Get PDF Region Text

Gets the text of a region of the PDF file, using the OCR method, according to the specified coordinates.

Command availability: IBM RPA SaaS and IBM RPA on premises

Script syntax

IBM RPA's proprietary scripting language has a syntax similar to other programming languages. The script syntax defines the command's syntax in the script file. You can work with this syntax in IBM RPA Studio's Script mode.

pdfRegionText --region(Rectangle) --language(String) [--autodetect(Boolean)] [--useocr(Boolean)] --ocrprovider(Nullable<OpticalCharacterRecognitionProvider>) [--googlevisionclientsecret(String)] --page(Numeric) --dpix(Numeric) --dpiy(Numeric) --file(Pdf) (String)=value

Input parameter

The following table displays the list of input parameters available in this command. In the table, you can see the parameter name when working in IBM RPA Studio's Script mode and its Designer mode equivalent label.

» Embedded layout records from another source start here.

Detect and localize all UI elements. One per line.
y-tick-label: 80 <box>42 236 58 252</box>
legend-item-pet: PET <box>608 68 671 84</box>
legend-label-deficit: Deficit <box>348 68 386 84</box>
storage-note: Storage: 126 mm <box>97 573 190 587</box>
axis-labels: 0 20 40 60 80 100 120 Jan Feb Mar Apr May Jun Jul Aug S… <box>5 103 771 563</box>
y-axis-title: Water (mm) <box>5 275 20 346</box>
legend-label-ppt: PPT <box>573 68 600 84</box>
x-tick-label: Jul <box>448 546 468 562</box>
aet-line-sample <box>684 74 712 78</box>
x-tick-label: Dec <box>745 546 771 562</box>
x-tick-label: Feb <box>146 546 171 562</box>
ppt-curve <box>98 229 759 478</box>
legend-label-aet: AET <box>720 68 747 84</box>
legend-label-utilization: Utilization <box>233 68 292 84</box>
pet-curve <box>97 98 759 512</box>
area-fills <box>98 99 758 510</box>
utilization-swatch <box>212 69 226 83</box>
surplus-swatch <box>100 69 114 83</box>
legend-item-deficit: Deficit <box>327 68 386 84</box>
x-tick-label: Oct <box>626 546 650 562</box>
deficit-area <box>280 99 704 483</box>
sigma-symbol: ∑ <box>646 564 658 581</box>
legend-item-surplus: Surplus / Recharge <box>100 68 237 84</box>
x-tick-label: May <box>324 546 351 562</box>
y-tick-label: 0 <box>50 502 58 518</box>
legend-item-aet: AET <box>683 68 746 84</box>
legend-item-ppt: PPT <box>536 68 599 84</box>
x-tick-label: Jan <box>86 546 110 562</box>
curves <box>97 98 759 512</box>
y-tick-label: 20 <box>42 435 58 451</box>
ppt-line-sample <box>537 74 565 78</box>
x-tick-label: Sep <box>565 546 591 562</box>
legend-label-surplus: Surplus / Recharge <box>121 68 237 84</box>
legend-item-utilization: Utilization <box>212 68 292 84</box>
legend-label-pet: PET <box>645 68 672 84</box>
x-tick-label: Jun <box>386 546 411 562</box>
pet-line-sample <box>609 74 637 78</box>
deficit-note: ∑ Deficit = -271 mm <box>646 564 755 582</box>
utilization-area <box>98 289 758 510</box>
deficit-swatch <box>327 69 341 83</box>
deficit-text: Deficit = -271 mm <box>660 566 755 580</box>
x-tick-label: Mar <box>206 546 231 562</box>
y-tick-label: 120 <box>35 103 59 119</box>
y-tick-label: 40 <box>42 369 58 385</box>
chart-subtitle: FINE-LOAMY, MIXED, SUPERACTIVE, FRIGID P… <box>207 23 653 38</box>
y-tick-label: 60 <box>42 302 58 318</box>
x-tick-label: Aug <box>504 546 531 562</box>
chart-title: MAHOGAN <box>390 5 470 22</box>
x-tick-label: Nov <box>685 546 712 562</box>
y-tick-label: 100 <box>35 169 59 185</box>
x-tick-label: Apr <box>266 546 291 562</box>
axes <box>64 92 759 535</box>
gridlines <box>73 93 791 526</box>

Designer mode label	Script mode name	Required	Accepted variable types	Description
OCR Provider	`ocrprovider`	`Required`	`OpticalCharacterRecognitionProvider`	Text recognition method to use. See the `ocrprovider` parameter options
API Parameters	`googlevisionclientsecret`	`Optional`	`Text`	The absolute path to the JSON file containing the API parameters. Refer to the Google Cloud Vision™ documentation for details about the JSON format.
Region	`region`	`Required`	`Rectangle`	Region that delimits the location in the PDF file from where the text should be obtained. The region is made up of the coordinates X and Y, in addition to the width and height. To obtain the region of the file, use the IBM RPA Studio Region Selector, located in the upper menu: "Tools> Pdf> Region Selector".
Auto Detect	`autodetect`	`Optional`	`Boolean`	When enabled, it automatically selects the OCR provider used to obtain text from a PDF file.
Use OCR	`useocr`	`Optional`	`Boolean`	When enabled, it allows the OCR provider to be selected to retrieve the text.
Page	`page`	`Required`	`Number`	Number of the page from which the text should be retrieved.
DpiX	`dpix`	`Required`	`Number`	Number of pixels per inch on the horizontal axis of the PDF file.
DpiY	`dpiy`	`Required`	`Number`	Number of pixels per inch on the vertical axis of the PDF file.
File	`file`	`Required`	`PDF`	Full path to the PDF file from which the text should be retrieved.
Clear trailing line breaks	`sanitize`	`Optional when the OCR Provider parameter is Abbyy`	`Boolean`	Trims the result text, removing trailing Unicode line break characters.
Language	`cultureformat`	`Required`	`Text, Culture`	Language in which the value to be obtained is written. For supported languages see Supported languages.

`ocrprovider` parameter options

The following table displays the options available for the ocrprovider input parameter. The table shows the options available when working in Script mode and the equivalent label in the Designer mode.

Designer mode label	Script mode name	Description
Abbyy	`Abbyy`	Abbyy OCR Provider
Google	`Google`	Google Tesseract OCR provider.
Google Cloud Vision	`GoogleVision`	Google Cloud Vision API.

Output parameter

Designer mode label	Script mode name	Accepted variable types	Description
Value	`text`	`Text`	Returns the text retrieved from the specified region of the PDF.

Example

The Get PDF Region Text command obtains the text "Bill To, Lucas Lima" from a PDF file, from a specific region.

defVar --name pdfFile --type Pdf
defVar --name obtainedText --type String
// Use a PDF file.
pdfOpen --file "fileForPDFCommands.pdf" pdfFile=value
// Enter the parameters according to the coordinates of your PDF file.
pdfRegionText --region "158,258,136,86" --language "eng" --page 1 --dpix 110 --dpiy 110 --file ${pdfFile} obtainedText=value
logMessage --message "Text obtained from the specified region: ${obtainedText}" --type "Info"
// The obtained text is displayed in the console.